Tuesday, July 29, 2008

Film Culture Commentary: The Ladies, the Critics, and the Ladies Who Are Critics

This seems to be the summer of our discontent, at least in terms of gender-based complaints and hand-wringing over the male, the female, and the cinema. I'm starting to get tired of this theme. Why do I keep on, then? Because I feel the need to be a dissenting female voice in the big roar of other female voices whining about as though they whine on behalf of all women. So I dissent, or at least try to point out some considerations.

It all started on this blog, you'll recall, with this (on the lack of female leads in summer flicks), and recently I linked to this (a survey of opinions from some female film critics).

Now this post at a Variety blog takes on the idea of the upcoming film"Twilight" as some kind of fault line between female filmgoers and male film critics. Here is a quote:
And the coverage that movies with femme appeal do get from male critics is not the necessarily as positive or understanding as that from female critics. Mamma, Mia! and Sex in the City would be recent examples. Why would a guy particularly engage with a romantic comedy like 27 Dresses? Professional film critics will argue that it is their job to know how to review such a movie. Let's put it this way. Some men are better able to adopt the female POV, and tap into their femme side, than others. Many men are not trained to do see things from the perspective of the opposite sex. All women are.
Frankly, I'm not entirely convinced. There's plenty of overstatement in this. And quite a bit of tarring nearly all male film critics with the same brush.

Her's another thought: maybe it's possible to look at a movie without the blinders of gender alone. Is it possible to consider a movie as an artistic whole? Suppose a male critic trashes a "female movie." Do we say, ah ha! He did this because he's a man and doesn't understand a girl movie? But what if then a woman critic trashes the same movie?

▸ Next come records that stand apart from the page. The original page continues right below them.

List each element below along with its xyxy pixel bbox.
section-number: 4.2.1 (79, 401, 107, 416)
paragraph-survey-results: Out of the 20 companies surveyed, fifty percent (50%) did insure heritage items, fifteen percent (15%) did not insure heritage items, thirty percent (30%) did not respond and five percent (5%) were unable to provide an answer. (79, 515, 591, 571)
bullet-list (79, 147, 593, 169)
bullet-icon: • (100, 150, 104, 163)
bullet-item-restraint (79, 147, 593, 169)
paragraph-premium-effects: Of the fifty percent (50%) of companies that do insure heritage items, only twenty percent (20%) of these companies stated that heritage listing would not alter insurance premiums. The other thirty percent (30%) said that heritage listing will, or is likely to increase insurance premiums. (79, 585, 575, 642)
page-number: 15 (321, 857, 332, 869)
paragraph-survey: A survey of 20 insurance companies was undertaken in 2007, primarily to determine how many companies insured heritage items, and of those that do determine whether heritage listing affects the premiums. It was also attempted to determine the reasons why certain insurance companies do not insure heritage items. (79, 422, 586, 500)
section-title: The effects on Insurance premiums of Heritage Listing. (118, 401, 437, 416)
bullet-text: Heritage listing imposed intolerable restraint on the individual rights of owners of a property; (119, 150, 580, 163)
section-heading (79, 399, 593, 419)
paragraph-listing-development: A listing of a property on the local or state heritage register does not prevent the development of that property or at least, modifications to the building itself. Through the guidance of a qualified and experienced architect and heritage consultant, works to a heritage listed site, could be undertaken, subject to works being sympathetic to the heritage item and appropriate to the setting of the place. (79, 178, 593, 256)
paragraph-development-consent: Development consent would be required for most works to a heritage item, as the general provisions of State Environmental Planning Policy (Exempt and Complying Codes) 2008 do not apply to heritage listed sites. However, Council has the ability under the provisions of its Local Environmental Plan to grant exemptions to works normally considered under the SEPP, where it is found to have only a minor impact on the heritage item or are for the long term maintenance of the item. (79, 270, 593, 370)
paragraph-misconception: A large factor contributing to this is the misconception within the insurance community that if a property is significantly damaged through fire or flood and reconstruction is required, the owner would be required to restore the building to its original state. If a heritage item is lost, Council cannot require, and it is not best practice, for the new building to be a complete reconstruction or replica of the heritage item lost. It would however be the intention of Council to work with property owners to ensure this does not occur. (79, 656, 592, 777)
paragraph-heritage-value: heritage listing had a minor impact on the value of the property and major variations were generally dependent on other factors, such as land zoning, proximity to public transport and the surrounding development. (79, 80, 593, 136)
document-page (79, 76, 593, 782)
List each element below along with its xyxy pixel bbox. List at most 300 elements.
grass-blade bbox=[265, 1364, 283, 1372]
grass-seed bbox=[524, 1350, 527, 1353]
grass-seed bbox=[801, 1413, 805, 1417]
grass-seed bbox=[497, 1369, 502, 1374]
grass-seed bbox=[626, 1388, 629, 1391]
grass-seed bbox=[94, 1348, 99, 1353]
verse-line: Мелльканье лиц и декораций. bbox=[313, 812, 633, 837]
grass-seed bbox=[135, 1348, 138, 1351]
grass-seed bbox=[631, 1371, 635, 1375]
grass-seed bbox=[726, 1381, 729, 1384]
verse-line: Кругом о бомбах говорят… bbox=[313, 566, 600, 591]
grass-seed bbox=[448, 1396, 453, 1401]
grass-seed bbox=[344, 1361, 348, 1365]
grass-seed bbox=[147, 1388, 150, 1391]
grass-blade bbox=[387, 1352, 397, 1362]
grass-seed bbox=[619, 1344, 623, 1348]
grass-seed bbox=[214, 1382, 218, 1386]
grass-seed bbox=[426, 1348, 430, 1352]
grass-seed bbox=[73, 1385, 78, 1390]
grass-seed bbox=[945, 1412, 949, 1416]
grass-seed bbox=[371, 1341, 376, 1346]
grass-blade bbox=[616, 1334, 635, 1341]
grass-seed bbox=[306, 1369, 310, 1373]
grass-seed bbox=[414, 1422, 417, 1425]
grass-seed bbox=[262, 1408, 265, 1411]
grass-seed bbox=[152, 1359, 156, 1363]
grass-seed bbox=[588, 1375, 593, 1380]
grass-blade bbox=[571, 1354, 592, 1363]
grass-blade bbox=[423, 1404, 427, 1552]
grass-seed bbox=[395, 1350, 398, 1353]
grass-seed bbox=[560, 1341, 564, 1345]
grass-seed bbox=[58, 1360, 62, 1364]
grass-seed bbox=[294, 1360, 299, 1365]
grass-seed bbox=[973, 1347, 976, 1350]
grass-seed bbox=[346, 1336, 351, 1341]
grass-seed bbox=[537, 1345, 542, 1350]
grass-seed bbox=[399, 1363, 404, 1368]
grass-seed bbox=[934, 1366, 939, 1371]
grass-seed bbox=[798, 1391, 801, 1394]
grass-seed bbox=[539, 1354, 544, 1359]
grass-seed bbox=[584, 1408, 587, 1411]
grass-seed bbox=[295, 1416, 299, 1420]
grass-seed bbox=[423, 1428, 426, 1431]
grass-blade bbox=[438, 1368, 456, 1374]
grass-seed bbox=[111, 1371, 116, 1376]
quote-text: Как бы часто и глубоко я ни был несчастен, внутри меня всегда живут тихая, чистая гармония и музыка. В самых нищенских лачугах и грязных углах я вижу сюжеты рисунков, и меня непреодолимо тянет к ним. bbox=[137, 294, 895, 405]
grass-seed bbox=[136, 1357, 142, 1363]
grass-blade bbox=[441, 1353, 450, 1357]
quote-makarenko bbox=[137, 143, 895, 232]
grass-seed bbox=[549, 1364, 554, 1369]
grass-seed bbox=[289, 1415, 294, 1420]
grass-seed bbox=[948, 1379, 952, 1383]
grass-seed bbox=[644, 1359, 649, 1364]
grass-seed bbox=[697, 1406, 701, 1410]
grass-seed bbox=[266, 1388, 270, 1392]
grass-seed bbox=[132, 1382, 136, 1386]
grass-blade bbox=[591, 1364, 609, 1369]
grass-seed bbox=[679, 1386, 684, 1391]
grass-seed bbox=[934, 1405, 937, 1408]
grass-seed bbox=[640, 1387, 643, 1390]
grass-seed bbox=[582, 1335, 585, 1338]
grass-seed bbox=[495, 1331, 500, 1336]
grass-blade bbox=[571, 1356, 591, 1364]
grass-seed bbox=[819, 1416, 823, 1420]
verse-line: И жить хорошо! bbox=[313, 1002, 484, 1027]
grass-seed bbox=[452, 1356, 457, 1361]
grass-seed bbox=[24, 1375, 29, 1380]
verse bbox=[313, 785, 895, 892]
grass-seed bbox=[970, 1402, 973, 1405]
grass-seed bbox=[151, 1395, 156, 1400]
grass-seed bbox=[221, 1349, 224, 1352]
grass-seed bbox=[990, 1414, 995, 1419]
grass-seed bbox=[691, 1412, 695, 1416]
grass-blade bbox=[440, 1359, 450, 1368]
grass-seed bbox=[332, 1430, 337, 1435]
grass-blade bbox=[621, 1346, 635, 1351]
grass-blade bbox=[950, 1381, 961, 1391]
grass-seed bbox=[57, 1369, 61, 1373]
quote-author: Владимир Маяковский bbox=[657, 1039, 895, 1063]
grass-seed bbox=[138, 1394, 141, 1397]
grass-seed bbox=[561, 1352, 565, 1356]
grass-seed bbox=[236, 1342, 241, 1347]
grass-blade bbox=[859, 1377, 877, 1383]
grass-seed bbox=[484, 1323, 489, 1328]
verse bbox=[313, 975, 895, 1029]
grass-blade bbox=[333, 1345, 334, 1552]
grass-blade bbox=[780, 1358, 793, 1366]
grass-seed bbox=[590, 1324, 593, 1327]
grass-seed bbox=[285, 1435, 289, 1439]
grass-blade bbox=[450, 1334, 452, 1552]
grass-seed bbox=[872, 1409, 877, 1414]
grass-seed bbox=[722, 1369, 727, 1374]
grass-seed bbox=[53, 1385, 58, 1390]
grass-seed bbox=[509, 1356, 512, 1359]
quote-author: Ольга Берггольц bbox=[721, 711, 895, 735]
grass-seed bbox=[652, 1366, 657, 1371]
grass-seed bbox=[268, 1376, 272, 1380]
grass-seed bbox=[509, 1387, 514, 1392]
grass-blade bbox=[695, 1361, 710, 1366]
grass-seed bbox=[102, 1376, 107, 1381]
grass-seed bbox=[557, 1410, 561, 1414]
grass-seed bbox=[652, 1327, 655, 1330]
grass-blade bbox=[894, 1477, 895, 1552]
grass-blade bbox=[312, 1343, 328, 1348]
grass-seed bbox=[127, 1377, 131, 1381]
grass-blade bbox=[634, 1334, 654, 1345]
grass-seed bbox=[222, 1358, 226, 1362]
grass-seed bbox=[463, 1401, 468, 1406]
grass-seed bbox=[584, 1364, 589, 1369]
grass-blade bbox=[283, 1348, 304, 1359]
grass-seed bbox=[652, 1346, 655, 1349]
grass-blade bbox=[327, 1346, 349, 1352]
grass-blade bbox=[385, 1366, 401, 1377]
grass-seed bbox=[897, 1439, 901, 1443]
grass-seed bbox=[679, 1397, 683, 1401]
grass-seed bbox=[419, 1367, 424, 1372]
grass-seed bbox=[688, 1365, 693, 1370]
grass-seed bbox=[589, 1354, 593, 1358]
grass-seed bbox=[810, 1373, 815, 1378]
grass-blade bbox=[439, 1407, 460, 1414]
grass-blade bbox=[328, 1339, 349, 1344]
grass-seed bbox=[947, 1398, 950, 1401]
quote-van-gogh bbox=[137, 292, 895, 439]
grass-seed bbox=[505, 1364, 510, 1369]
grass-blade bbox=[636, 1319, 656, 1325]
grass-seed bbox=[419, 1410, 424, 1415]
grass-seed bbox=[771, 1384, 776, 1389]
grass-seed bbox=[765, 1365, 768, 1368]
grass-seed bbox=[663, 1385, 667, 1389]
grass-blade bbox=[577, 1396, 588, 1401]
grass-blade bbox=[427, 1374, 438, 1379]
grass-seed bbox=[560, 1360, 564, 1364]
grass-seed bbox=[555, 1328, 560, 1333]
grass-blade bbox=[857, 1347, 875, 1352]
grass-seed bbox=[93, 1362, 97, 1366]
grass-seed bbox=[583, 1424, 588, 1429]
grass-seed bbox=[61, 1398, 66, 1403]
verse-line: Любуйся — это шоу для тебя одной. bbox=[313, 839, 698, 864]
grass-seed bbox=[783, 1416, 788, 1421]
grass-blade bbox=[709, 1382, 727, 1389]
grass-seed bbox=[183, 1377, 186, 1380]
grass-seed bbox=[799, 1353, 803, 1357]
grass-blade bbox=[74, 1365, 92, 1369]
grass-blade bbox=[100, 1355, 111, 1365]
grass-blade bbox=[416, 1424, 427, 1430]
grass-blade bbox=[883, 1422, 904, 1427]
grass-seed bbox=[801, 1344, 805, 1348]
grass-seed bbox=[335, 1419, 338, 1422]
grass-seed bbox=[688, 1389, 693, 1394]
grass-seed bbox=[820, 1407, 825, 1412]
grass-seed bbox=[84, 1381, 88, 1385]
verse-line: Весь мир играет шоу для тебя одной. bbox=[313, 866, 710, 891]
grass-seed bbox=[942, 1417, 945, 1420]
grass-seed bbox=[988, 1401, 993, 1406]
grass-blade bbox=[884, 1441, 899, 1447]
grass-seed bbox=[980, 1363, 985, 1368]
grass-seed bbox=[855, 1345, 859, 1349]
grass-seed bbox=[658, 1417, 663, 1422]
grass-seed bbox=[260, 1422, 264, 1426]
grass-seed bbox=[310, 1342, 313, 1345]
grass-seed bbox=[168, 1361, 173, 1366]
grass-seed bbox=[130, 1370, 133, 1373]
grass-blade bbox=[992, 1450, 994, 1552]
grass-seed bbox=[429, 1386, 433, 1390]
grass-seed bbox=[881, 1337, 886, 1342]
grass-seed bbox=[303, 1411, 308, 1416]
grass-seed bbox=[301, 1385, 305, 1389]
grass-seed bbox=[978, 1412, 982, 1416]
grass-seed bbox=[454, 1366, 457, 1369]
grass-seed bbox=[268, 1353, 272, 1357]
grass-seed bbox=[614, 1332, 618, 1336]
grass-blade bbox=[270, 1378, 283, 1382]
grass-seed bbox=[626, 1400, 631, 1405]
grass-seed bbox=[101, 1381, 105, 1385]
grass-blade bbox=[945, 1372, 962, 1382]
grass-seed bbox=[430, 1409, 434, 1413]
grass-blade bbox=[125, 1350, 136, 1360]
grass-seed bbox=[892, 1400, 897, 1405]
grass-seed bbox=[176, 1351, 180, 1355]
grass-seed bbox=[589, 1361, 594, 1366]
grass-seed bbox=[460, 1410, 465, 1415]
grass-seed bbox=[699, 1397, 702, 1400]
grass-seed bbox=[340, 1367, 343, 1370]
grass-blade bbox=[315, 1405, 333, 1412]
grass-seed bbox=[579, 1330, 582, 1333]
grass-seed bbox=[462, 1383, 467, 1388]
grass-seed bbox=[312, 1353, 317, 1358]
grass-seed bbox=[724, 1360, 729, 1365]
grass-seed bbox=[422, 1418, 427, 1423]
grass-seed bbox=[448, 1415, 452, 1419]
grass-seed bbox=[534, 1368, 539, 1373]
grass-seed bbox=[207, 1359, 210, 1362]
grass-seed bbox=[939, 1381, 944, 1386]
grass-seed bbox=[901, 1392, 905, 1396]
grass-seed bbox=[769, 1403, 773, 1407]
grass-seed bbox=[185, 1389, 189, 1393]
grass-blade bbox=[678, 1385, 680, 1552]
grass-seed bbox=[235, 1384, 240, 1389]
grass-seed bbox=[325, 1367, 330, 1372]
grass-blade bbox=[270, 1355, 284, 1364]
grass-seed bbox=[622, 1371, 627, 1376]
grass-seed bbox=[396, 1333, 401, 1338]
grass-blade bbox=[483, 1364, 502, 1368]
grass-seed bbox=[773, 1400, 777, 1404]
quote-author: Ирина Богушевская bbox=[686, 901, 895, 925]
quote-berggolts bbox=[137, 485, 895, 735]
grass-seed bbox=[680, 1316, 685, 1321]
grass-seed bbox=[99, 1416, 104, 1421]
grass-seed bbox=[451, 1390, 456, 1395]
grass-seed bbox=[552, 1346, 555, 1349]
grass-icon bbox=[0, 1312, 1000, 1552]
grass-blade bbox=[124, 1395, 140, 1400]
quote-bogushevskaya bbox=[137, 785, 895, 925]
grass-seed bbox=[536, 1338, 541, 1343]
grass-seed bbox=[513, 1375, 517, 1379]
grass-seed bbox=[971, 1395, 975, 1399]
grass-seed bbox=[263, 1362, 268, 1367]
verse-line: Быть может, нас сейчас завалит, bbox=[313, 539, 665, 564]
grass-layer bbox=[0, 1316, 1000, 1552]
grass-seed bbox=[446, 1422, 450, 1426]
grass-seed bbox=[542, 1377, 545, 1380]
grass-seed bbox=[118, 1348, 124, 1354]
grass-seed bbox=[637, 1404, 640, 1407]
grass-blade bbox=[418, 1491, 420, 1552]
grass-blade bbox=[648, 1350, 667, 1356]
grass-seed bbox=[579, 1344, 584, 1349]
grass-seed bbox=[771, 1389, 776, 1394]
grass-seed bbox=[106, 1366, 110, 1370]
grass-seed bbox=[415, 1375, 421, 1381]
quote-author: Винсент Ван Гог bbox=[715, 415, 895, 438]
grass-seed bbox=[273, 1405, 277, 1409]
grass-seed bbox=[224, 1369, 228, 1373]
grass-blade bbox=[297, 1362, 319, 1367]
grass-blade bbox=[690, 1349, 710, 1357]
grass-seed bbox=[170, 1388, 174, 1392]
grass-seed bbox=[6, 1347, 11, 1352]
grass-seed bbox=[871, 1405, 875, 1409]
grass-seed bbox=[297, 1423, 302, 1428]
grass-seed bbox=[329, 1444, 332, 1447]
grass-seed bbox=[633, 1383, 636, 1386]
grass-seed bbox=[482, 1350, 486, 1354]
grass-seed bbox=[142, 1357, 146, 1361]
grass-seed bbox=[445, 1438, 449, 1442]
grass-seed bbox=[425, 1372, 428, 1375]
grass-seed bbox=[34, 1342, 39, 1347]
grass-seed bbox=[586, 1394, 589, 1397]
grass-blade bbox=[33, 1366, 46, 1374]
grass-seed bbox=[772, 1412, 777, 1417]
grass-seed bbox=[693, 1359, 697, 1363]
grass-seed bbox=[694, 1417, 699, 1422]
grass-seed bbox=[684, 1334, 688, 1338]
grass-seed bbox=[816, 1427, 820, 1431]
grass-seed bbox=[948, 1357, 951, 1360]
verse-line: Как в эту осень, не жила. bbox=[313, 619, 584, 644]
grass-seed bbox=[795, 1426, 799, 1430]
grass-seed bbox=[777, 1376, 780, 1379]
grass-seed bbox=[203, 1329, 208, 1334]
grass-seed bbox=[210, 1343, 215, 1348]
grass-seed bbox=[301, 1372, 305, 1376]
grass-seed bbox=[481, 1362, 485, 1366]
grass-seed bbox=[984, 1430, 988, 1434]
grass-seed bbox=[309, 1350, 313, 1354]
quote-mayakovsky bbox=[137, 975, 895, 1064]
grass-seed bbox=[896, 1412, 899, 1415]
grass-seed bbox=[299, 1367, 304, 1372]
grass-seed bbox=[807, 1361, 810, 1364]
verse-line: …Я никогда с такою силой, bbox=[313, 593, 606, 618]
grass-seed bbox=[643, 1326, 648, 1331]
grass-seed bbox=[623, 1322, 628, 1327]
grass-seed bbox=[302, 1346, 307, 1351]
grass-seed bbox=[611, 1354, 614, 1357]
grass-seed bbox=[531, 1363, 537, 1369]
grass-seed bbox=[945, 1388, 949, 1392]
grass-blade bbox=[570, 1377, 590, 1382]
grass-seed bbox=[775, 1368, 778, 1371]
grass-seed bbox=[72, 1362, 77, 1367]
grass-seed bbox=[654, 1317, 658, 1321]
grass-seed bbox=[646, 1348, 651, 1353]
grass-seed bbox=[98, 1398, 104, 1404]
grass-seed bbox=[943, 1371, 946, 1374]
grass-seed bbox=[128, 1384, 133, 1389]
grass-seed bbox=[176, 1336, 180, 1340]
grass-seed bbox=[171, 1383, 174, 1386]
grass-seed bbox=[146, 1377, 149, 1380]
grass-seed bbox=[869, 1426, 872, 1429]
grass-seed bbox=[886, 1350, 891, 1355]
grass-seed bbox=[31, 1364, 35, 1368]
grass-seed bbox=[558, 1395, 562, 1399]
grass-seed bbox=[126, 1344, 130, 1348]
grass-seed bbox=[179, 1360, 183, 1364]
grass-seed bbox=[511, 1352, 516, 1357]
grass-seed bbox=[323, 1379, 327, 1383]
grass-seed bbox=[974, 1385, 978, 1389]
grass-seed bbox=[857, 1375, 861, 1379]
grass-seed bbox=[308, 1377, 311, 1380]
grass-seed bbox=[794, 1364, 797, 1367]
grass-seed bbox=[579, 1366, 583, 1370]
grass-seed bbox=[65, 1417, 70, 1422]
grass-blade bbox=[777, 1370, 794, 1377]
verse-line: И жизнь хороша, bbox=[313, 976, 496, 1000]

Is she a "gender traitor"? OR MAYBE, JUST MAYBE, IS THAT MOVIE A BAD MOVIE?

I still want to know what the writer, and people like her, think about girls like my friends and me, the ladies who don't like "female movies." I'm practically waiting for some wild-eyed femi-zealot to call me a "gender traitor." But I have to be honest, and I have to be true to myself. I would rather watch Michael Bay blow stuff up than watch still another limp, predictable romantic comedy. (Though, if I were forced at gunpoint to pick and watch a modern rom-com, I'd pick 1997's "My Best Friend's Wedding" because it's a bit different. I'd much rather have Jane Austen, who isn't modern rom-com because her material actually has some wit and style.)

I also have a thought about the whole "not enough movies for women" idea. Just because you make such supposedly female-friendly films doesn't automatically mean that millions of female film fans will flock to those films. Just look at supposedly female-friendly TV channels like "Oxygen" or "Lifetime." I personally never watch them, and I think I'd rather watch paint dry. (Or better yet, pop in a DVD of "Battlestar Galactica"...)

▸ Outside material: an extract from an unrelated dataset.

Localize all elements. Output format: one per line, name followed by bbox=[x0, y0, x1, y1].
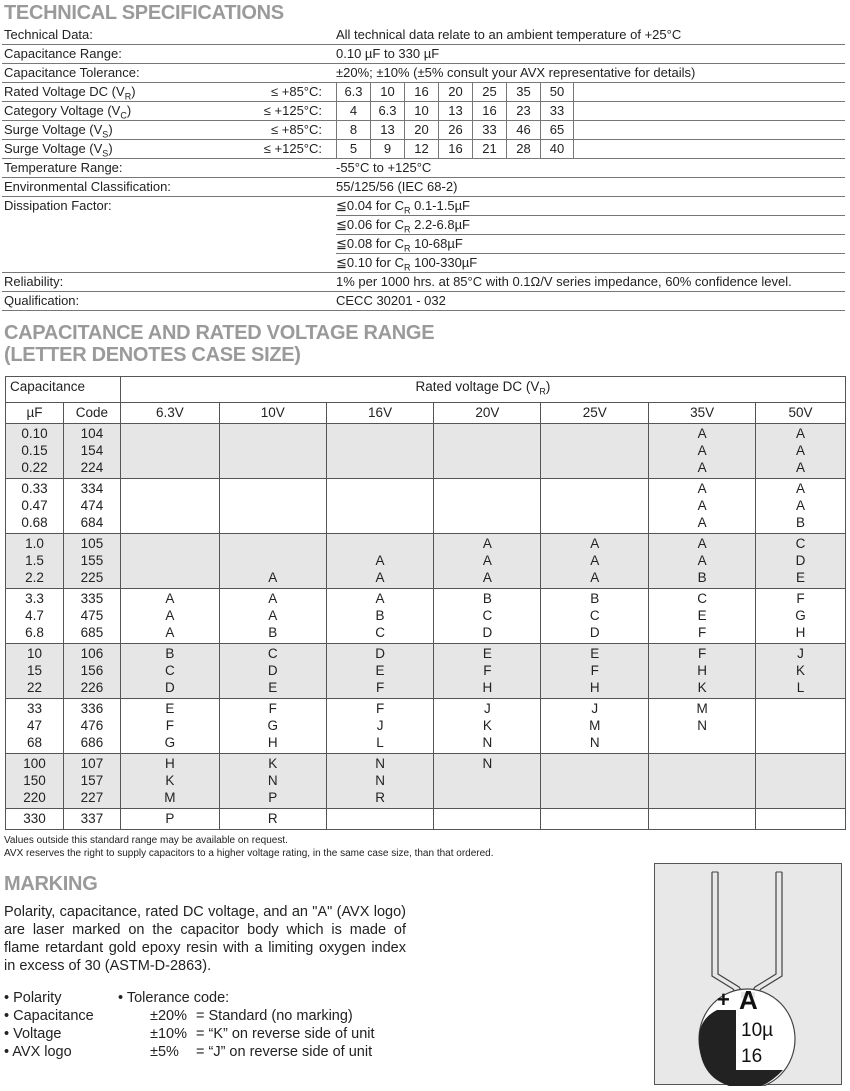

Oh, sometimes I do watch a gender-targeted channel, though. And it's the guy-centered "Spike TV" because it has lots of reruns of shows I enjoy, such as "CSI" and Star Trek," along with action movies and -- recently -- plenty of James Bond films.

Final random thought: are "guy movies" really so lacking in female appeal? Is it true , as the writer opines, "That's one reason why today's movies are so geared toward men, while women starve for material aimed at them. Women are accustomed to going along and accepting slim pickings in pictures by and about men"?

That's right : women are just poor dumb movie sheep! Women are just resigned to their sorry fate at the cinema! But isn't this just a little too sweeping a statement?

Is it so incomprehensible that, for instance, the spectacle of a male heroic lead can be attractive to the ladies as well to the men? I'm reminded of an interview with Lena Headey when she was promoting her film "300." The interviewer asked her why women should go see this action film (I saw it and loved it, by the way, and own the DVD). Lena looked right into the camera and said with a grin, "Ladies -- 300 naked guys." With fabulous physiques. (And no, that wasn't why I went to see the film.)

Well, OK, playful lasciviousness aside, is it so odd that a girl might watch and even enjoy "300" or another "guy movie"? (For example, this or this.) And "300" also has a strong female role, Lena Headey as the formidable Spartan queen -- a wife and mother who can also kick butt in her own right. She's worth a hundred neurotic rom-com starlets who fret about phone calls and clothes.

I'm going to go right on cheerfully going to the cinema to see the films that I personally want to see -- and if they happen to be "guy movies," then let the femi-zealots howl because I'll do what I please as an independent girl. I'm probably going to see "The Dark Knight" again, I'm definitely going to see the third Mummy film (with Brendan Fraser, Jet Li, and -- "cool woman alert! my heroine!" -- Michelle Yeoh), and I can't wait for "Tropic Thunder" to bring the summer movie season to a roaring conclusion with some high-energy action-comedy.